O anúncio de cortes da ordem de 85 bilhões de dólares do governo norte-americano vai levar à intervenção da cidade de Detroit. O prefeito da cidade, Dave Bing, do partido democrata, se recusou a aplicar as medidas de cortes de gastos e a cidade vai sofrer a intervenção estatal para que o plano de austeridade seja aplicado.
O governador do Estado de Michigan, Rick Snyder, vai nomear um interventor para cumprir a função de "gestor financeiro emergencial" em Detroit. Este interventor vai ter plenos poderes para aplicar os cortes.
Entre as funções deste "gestor financeiro" estarão a de decidir sobre todos os aspectos econômicos da cidade podendo inclusive romper os contratos coletivos de trabalho dos servidores públicos.

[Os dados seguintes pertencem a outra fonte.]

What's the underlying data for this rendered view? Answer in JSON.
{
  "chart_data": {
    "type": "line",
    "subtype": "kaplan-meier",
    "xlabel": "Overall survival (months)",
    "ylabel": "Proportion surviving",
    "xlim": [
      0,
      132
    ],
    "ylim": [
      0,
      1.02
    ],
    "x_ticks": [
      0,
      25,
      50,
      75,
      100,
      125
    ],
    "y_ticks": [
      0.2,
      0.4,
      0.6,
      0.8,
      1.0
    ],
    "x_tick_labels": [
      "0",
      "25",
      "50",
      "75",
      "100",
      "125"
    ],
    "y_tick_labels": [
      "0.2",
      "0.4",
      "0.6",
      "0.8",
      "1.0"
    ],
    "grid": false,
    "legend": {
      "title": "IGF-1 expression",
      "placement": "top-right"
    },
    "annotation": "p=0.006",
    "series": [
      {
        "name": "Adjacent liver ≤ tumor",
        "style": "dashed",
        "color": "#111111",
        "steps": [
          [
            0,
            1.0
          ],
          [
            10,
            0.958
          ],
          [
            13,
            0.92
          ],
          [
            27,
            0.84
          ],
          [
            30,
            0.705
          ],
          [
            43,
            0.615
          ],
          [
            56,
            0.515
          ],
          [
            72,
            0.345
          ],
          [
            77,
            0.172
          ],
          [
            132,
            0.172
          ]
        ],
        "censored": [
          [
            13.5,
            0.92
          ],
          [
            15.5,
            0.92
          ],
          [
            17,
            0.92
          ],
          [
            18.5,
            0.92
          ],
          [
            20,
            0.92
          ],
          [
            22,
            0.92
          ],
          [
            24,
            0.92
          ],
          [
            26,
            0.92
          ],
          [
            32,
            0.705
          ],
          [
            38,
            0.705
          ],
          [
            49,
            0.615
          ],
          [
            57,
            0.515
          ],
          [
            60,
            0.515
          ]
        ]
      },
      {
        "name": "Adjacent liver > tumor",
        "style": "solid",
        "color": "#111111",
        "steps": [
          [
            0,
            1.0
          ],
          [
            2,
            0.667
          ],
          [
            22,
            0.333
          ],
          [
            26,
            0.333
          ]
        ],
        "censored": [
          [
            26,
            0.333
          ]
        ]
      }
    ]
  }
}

Poderá também demitir funcionários que foram eleitos nas últimas eleições.
O interventor fará parte de um conselho com três representantes do governo estadual, vai ficar no cargo por pelo menos 18 meses.
A cidade de Detroit já foi uma das mais importantes dos Estados Unidos para a indústria automobilística, chegou a ter dois milhões de habitantes e com o avanço da crise econômica diminui a população a menos da metade. Atualmente são 710 mil habitantes. Dezenas de fábricas foram fechadas desde a década de 1990 à procura de outras regiões e países com mão de obra mais barata.
A cidade vive em uma situação financeira bastante precária. Cerca de 60% das crianças de Detroit estão vivendo na pobreza e o número de homicídios é 11 vezes maior do que na cidade de Nova Iorque.
A medida que vai ser aplicada em Detroit mostra como está o nível da crise econômica nos Estados Unidos. A intervenção estatal para impor as medidas de austeridade contra os trabalhadores pode abrir o precedente para que outras cidades também sejam interditadas.